Knut Frostad used to say that the Volvo Ocean Race was like an addiction and if that’s the case then we should pity Bouwe Bekking as a pretty hopeless case.
Minutes after The Hague was been announced as the final stop for the 2017-18 race he was grinning from ear to ear like a kid with a free run in the candy store.
He may have lapped the globe seven times with the race – a record-equalling feat – but Bekking is already counting the days before the next race.
“It’s fantastic news,” he says, looking toward the prospect of victory in The Hague in June 2018. “But, hey, you can’t start until you have the money together. It’s one step at a time.”
It’s a rare note of caution from a man who delights in voicing exactly what is on his mind without letting little matters like diplomacy or political correctness get in his way.
Volvo Ocean Race sailors, and especially skippers, are usually a fairly tight-lipped bunch, sticking rigidly to the company line in dealings with the media. Bekking breaks that mould into 1,000 pieces by saying whatever the hell he likes, sending the sailing press into raptures and leaving PR guys ducking for cover.
Race communications crew still remember with a blush his comments at the outset of the last race in October 2014 when he told a packed Alicante press conference that he didn’t care too much for the in-port race series.
The sailing community, however, almost universally likes him. Bouwe has star quality and charm in equal measure when he turns it on.
He’ll turn 53 this summer, but the Dutch skipper of Team Brunel from the 2014-15 looks as fit and enthusiastic as ever. He hasn’t slowed down after the podium Volvo Ocean Race finish either, Bekking enjoyed a very successful winter sailing with 60 per cent of his Brunel crew in the Caribbean
He turns serious, briefly, when he talks about an eighth tilt at the one serious piece of sailing silverware, which has eluded him in a 30-year plus stellar career.
Three times he has finished runner-up in the Volvo Ocean Race, including last time with a hand-picked crew with Team Brunel.
“I have two ambitions: to skipper it again and, of course, to win it,” he says.
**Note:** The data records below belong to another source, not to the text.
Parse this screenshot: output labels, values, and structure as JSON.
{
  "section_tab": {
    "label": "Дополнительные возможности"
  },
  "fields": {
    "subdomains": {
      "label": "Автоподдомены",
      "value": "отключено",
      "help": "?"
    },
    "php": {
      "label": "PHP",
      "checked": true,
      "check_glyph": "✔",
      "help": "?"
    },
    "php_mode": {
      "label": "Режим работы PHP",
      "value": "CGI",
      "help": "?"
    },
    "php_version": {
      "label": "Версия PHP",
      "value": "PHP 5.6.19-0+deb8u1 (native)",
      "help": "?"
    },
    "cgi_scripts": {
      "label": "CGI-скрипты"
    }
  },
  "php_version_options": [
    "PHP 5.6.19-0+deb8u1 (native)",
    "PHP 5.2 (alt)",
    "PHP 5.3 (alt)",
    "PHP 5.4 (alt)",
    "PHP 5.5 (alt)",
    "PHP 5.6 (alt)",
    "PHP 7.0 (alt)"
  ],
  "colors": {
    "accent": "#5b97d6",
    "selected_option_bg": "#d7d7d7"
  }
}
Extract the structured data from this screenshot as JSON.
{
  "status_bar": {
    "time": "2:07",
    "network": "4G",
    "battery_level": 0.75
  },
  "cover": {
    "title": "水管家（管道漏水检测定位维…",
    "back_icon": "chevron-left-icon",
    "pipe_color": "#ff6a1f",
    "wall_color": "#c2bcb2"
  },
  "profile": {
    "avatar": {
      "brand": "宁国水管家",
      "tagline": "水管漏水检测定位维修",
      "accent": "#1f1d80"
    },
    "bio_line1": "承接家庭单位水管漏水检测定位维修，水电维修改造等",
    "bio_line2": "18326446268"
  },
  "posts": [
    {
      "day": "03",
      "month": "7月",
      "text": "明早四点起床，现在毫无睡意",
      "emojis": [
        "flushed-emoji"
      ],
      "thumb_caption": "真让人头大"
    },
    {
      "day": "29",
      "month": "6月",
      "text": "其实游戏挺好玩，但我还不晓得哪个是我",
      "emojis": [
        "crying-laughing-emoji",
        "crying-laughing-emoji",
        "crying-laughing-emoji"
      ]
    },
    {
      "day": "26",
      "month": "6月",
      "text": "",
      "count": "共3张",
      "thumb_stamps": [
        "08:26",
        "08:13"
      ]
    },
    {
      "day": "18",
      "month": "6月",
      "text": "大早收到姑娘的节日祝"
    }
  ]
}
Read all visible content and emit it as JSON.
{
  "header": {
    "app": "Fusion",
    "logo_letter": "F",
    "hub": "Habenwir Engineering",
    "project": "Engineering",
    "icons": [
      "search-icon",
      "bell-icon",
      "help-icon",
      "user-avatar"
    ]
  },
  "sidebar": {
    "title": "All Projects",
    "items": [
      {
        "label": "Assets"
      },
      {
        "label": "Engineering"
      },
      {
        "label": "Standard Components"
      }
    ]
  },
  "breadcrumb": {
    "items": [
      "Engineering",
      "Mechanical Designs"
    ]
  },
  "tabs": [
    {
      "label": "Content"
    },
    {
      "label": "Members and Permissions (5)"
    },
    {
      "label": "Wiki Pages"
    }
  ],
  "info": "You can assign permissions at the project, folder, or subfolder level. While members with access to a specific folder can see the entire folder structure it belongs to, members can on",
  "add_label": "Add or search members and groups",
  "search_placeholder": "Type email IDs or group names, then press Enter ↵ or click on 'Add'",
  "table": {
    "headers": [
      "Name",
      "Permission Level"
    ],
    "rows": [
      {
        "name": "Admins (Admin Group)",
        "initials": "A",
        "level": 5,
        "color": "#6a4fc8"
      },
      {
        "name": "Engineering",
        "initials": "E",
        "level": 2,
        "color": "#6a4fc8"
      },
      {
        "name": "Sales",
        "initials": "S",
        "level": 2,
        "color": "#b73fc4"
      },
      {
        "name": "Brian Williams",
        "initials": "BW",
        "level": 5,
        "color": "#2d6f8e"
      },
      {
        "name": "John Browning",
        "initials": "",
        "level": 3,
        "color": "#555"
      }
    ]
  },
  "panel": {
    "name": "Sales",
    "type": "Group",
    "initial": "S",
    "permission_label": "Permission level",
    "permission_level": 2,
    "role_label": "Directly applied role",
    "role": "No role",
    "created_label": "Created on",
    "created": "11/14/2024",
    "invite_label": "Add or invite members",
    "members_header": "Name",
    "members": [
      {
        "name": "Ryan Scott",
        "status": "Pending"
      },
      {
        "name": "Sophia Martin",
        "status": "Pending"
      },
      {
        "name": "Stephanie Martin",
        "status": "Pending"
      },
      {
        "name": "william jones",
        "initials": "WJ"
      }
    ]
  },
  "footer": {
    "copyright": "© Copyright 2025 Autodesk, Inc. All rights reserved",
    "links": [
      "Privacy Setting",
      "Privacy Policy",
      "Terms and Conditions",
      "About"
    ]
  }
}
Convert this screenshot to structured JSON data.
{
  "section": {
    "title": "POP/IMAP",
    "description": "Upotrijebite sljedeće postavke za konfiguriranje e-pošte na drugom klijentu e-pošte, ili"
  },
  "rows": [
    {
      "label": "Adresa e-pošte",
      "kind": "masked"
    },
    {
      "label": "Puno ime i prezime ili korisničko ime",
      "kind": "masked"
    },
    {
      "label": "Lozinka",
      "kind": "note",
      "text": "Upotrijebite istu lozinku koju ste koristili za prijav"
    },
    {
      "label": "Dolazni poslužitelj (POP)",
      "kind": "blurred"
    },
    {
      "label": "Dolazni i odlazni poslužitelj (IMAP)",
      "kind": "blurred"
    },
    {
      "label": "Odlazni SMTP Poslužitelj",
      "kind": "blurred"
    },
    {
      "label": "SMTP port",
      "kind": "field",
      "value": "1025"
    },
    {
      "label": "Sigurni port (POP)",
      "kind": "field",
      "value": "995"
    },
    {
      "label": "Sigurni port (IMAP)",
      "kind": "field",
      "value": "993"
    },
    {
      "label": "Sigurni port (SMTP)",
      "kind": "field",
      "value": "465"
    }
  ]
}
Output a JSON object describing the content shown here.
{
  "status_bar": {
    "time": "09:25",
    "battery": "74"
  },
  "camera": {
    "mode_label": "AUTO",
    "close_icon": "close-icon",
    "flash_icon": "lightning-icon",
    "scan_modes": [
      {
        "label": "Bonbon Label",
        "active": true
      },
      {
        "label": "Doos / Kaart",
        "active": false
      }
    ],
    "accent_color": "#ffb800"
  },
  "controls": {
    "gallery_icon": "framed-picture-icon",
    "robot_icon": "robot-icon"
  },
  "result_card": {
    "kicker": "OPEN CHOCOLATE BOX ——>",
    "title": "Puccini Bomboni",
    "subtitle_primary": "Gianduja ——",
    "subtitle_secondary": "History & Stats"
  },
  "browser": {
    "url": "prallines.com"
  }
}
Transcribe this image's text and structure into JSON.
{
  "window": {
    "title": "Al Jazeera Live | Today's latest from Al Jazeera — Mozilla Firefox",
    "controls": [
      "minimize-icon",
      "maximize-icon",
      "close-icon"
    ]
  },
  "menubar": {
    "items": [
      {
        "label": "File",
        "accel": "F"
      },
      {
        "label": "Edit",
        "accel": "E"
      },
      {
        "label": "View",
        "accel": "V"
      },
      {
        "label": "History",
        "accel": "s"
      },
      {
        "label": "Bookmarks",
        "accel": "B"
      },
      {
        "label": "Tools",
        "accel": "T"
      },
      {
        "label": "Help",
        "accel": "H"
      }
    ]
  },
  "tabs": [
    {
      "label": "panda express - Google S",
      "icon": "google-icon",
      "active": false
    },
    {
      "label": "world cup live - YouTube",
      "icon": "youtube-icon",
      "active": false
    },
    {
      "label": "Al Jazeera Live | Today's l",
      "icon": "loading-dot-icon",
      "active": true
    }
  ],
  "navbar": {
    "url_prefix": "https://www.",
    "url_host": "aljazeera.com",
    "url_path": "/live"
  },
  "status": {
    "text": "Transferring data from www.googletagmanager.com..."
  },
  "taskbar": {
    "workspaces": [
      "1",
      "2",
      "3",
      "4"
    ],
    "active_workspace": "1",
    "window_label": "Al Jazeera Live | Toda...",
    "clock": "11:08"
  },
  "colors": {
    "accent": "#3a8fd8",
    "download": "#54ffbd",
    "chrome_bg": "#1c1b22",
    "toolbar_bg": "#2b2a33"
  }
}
“In 2014-15 we had a very good result, a result I’m proud of, but I believe we can make further huge steps based on the experience we now have with the one-design boat.
“I can tell you now I don’t even think about the record (of eight appearances). I think I can say I’m pretty successful in all the big races – but I just haven’t won this bloody race.
“When I don’t learn any more I won’t sail any more because other people will over-run you. But I know I have the capabilities to win this race because I have the capability to learn and get better. Plus I have all the experience that gives you something extra too.”
Bekking, as ever, is leading from the front with his plans for 2017-18 and another Dutch campaign.
He faces a crowded market place with no less than three Dutch operations including his own pitching for sponsorship from The Netherlands.
He says the Dutch campaigns are all in regular touch with each other and work together so there’s no double approach to the same individual sponsors.
“What’s been interesting is seeing how many companies have approached us this time. I think they can now see the impact of the race, especially here in the Netherlands.“
It’ll be a busy spring and summer, no doubt, but Bekking as ever will be beavering away until he’s secured that prized berth once more for the greatest race on the planet.
He’s an addict of this race, a pretty hopeless case.